Ruszyliśmy w drogę, i żeby uciec myślami w innym kierunku, postanowiliśmy odwiedzić miejsce, którego Lukas szukał od początku naszej wyprawy – plaże, na której rosną palmy:) Pozostało przejechać nam tylko przez tereny potężnie panującego tu, znanego już nam ptaka Cassowary ( kazuar hełmiasty), kolejne znaki drogowe coraz bardziej nas rozbrajały...
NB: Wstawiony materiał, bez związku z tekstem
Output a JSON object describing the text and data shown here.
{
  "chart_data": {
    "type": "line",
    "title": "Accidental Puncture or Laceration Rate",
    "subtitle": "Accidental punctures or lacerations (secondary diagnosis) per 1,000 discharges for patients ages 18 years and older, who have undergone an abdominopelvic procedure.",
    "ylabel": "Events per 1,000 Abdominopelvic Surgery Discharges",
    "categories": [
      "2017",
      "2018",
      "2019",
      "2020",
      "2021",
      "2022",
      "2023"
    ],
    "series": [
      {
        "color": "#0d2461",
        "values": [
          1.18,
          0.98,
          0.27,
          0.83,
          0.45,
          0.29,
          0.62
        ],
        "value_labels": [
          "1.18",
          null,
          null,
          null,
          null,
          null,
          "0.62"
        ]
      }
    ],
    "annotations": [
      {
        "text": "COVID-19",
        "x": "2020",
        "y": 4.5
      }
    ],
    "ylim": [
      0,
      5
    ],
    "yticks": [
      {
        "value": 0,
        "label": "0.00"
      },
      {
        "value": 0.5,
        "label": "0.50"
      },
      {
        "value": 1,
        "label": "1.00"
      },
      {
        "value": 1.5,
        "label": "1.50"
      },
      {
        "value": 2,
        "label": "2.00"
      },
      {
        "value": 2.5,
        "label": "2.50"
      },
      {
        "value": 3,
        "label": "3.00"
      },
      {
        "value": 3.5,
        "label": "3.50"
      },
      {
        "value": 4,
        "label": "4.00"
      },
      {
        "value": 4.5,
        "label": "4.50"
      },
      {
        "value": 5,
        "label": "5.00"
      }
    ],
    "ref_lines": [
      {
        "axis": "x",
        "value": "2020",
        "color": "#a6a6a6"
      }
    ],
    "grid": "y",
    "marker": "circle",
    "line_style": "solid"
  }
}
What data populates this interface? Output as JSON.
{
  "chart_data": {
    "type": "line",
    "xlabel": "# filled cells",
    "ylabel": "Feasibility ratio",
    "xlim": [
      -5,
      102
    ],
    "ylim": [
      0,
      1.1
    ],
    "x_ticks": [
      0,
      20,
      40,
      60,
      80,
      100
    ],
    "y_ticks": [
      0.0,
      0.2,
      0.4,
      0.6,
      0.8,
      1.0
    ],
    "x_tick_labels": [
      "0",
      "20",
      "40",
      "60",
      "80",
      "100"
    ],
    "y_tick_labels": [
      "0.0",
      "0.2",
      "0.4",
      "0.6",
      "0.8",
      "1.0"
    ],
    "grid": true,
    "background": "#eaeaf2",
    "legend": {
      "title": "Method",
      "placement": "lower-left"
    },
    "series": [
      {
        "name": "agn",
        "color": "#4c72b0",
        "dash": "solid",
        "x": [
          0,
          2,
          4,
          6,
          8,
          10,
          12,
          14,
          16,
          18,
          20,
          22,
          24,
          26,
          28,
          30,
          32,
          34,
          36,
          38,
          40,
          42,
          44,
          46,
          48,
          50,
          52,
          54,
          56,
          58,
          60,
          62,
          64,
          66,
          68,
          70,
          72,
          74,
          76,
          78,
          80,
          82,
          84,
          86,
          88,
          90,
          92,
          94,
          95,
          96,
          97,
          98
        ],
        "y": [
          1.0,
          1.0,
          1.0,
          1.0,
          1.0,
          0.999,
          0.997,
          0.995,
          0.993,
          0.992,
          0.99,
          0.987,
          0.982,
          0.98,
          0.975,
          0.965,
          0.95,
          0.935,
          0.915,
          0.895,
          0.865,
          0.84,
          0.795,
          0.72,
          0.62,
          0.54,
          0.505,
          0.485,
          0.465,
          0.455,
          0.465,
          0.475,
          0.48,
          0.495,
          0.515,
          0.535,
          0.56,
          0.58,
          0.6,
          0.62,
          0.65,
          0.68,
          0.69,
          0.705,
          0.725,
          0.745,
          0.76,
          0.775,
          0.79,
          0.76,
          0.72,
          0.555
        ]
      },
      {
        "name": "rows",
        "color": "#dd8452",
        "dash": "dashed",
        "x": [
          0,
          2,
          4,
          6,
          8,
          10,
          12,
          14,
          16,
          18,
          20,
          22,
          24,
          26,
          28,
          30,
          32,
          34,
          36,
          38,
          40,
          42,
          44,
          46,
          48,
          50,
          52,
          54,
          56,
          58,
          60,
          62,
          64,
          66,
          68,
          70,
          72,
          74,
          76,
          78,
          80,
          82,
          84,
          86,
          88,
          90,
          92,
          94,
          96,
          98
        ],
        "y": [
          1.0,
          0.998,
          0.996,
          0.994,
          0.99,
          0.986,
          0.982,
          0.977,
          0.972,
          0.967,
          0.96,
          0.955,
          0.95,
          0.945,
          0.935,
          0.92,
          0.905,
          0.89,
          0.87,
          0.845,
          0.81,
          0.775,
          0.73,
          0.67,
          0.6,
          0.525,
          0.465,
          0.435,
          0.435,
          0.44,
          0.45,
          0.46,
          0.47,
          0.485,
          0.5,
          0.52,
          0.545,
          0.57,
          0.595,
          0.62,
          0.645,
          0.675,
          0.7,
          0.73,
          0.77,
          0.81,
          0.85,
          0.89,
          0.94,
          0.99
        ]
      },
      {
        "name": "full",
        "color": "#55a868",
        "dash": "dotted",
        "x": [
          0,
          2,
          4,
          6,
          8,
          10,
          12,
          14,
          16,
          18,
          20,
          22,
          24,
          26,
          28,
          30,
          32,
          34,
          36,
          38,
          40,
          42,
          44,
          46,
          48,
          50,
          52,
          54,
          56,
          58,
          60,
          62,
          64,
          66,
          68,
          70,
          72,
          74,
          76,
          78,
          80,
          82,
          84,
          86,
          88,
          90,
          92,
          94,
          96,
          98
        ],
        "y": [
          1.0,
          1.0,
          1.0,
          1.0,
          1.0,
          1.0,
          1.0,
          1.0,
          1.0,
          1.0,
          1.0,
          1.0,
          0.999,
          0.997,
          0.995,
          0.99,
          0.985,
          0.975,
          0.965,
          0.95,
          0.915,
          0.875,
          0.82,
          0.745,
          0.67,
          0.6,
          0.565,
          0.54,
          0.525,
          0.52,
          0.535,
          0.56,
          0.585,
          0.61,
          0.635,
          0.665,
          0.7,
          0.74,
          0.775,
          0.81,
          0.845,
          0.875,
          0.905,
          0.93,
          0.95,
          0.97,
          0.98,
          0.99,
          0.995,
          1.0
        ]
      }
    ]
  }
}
Plaża w Mission Beach, spełniła wszelkie nasze oczekiwania.
Były palmy na plaży, był bialutki piaseczek, słoneczko nawet wyszło. Miejsce zupełnie jak z bajki. Śliczne, spokojne, urokliwe, takie jak chcieliśmy na ten przystanek.
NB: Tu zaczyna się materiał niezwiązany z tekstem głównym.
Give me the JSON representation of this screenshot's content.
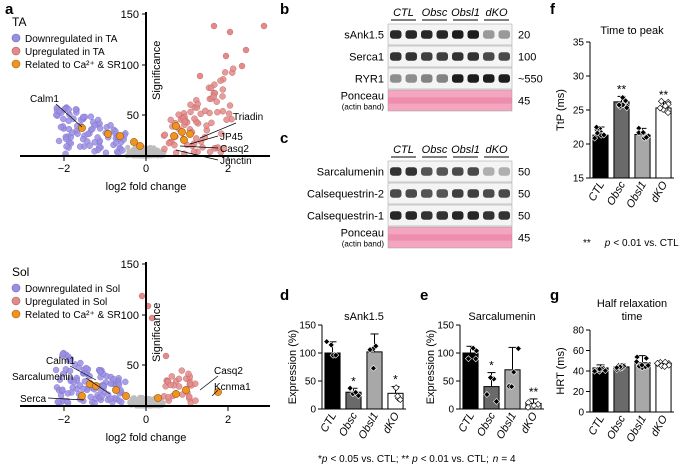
{
  "panel_labels": {
    "a": "a",
    "b": "b",
    "c": "c",
    "d": "d",
    "e": "e",
    "f": "f",
    "g": "g"
  },
  "volcano": {
    "axis_ylabel": "Significance",
    "axis_xlabel": "log2 fold change",
    "xticks": [
      "−2",
      "0",
      "2"
    ],
    "top": {
      "tissue": "TA",
      "yticks": [
        "50",
        "100",
        "150"
      ],
      "legend": [
        "Downregulated in TA",
        "Upregulated in TA",
        "Related to Ca²⁺ & SR"
      ],
      "genes": [
        "Calm1",
        "Triadin",
        "JP45",
        "Casq2",
        "Junctin"
      ]
    },
    "bottom": {
      "tissue": "Sol",
      "yticks": [
        "50",
        "100",
        "150"
      ],
      "legend": [
        "Downregulated in Sol",
        "Upregulated in Sol",
        "Related to Ca²⁺ & SR"
      ],
      "genes": [
        "Calm1",
        "Sarcalumenin",
        "Serca",
        "Casq2",
        "Kcnma1"
      ]
    }
  },
  "western": {
    "lanes": [
      "CTL",
      "Obsc",
      "Obsl1",
      "dKO"
    ],
    "b_rows": [
      {
        "name": "sAnk1.5",
        "kda": "20"
      },
      {
        "name": "Serca1",
        "kda": "100"
      },
      {
        "name": "RYR1",
        "kda": "~550"
      },
      {
        "name": "Ponceau",
        "sub": "(actin band)",
        "kda": "45"
      }
    ],
    "c_rows": [
      {
        "name": "Sarcalumenin",
        "kda": "50"
      },
      {
        "name": "Calsequestrin-2",
        "kda": "50"
      },
      {
        "name": "Calsequestrin-1",
        "kda": "50"
      },
      {
        "name": "Ponceau",
        "sub": "(actin band)",
        "kda": "45"
      }
    ]
  },
  "chart_data": [
    {
      "type": "bar",
      "panel": "d",
      "title": "sAnk1.5",
      "ylabel": "Expression (%)",
      "categories": [
        "CTL",
        "Obsc",
        "Obsl1",
        "dKO"
      ],
      "values": [
        100,
        30,
        102,
        28
      ],
      "errors": [
        20,
        7,
        32,
        12
      ],
      "significance": [
        "",
        "*",
        "",
        "*"
      ],
      "ylim": [
        0,
        150
      ],
      "yticks": [
        "0",
        "50",
        "100",
        "150"
      ]
    },
    {
      "type": "bar",
      "panel": "e",
      "title": "Sarcalumenin",
      "ylabel": "Expression (%)",
      "categories": [
        "CTL",
        "Obsc",
        "Obsl1",
        "dKO"
      ],
      "values": [
        100,
        40,
        70,
        10
      ],
      "errors": [
        12,
        25,
        40,
        8
      ],
      "significance": [
        "",
        "*",
        "",
        "**"
      ],
      "ylim": [
        0,
        150
      ],
      "yticks": [
        "0",
        "50",
        "100",
        "150"
      ]
    },
    {
      "type": "bar",
      "panel": "f",
      "title": "Time to peak",
      "ylabel": "TtP (ms)",
      "categories": [
        "CTL",
        "Obsc",
        "Obsl1",
        "dKO"
      ],
      "values": [
        21.3,
        26.2,
        21.4,
        25.3
      ],
      "errors": [
        1.2,
        0.8,
        0.9,
        0.9
      ],
      "significance": [
        "",
        "**",
        "",
        "**"
      ],
      "ylim": [
        15,
        35
      ],
      "yticks": [
        "15",
        "20",
        "25",
        "30",
        "35"
      ]
    },
    {
      "type": "bar",
      "panel": "g",
      "title_lines": [
        "Half relaxation",
        "time"
      ],
      "ylabel": "HRT (ms)",
      "categories": [
        "CTL",
        "Obsc",
        "Obsl1",
        "dKO"
      ],
      "values": [
        43,
        44,
        48,
        46
      ],
      "errors": [
        3,
        3,
        7,
        2.5
      ],
      "significance": [
        "",
        "",
        "",
        ""
      ],
      "ylim": [
        0,
        80
      ],
      "yticks": [
        "0",
        "20",
        "40",
        "60",
        "80"
      ]
    }
  ],
  "footnotes": {
    "f_mark": "**",
    "f_p": "p",
    "f_rest": "< 0.01 vs. CTL",
    "de_star1": "*",
    "de_p1": "p",
    "de_rest1": "< 0.05 vs. CTL; **",
    "de_p2": "p",
    "de_rest2": "< 0.01 vs. CTL;",
    "de_n": "n",
    "de_rest3": "= 4"
  },
  "colors": {
    "down": "#9b8fe0",
    "up": "#e48a8a",
    "ca": "#f0941f",
    "gray": "#bdbdbd",
    "bar_ctl": "#000000",
    "bar_obsc": "#6a6a6a",
    "bar_obsl1": "#a8a8a8",
    "bar_dko": "#ffffff",
    "ponceau": "#f4a6bf"
  }
}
Do drodze udało nam się jeszcze zrobić krótką przerwę na wdrapanie się na przepiękny punkt widokowy.

Tę noc mięliśmy ponownie spędzać w dziwnym miejscu. Tym razem padło na wietrzne pole namiotowe tuż za Bowen. Wiaterek dobrze nam zrobił, w krótką chwilę wysuszył nasz namiot :)

Tego wieczora podjedliśmy decyzję, że ostatnią naszą noc tej wyprawy spędzimy śpiąc w łóżeczku:) dając sobie jednocześnie dzień wakacji od zestawu czynności wieczornych.

2 komentarze:

Kasia pisze...

w sumie wiecie co, troche pasujecie do tych Aborygenów :)
Znak jest bombowy - ciekawe czy jakies minaturowe repliki mozna nabyc drogą kupna ;)

Unknown pisze...

troche zaniedbalem blog ... buuuuu, sry, ale ze wzgledow pracowniczych i samochodowych ...jak wiecie :))

coz nadrobilem czytanie. skomentuje ten ostatni wpis.
Tak cudownego i przerazajacego (jednoczesnie) miejsca to ja jeszcze nie widzialem. Napewno jest to kolejny "obiekt" na ziemi AU ktory musze zobaczyc. Poprostu musze tam byc i juz.

Wiem czego Lucas sie spodziewal, i dlaczego nie mogl sie doczekac tych PALM na plazy... Oh wypasik. tak wlasnie widze plaze na ktorej sobie leze .... (czyms) .... do gory i mam relaks:))

dlatego wybralem Thaiti - bora-bora, bo tam tak jest wszedzie :))

pozdro
do uslyszenia, napisania, zoabczenia na zywo i on-line !!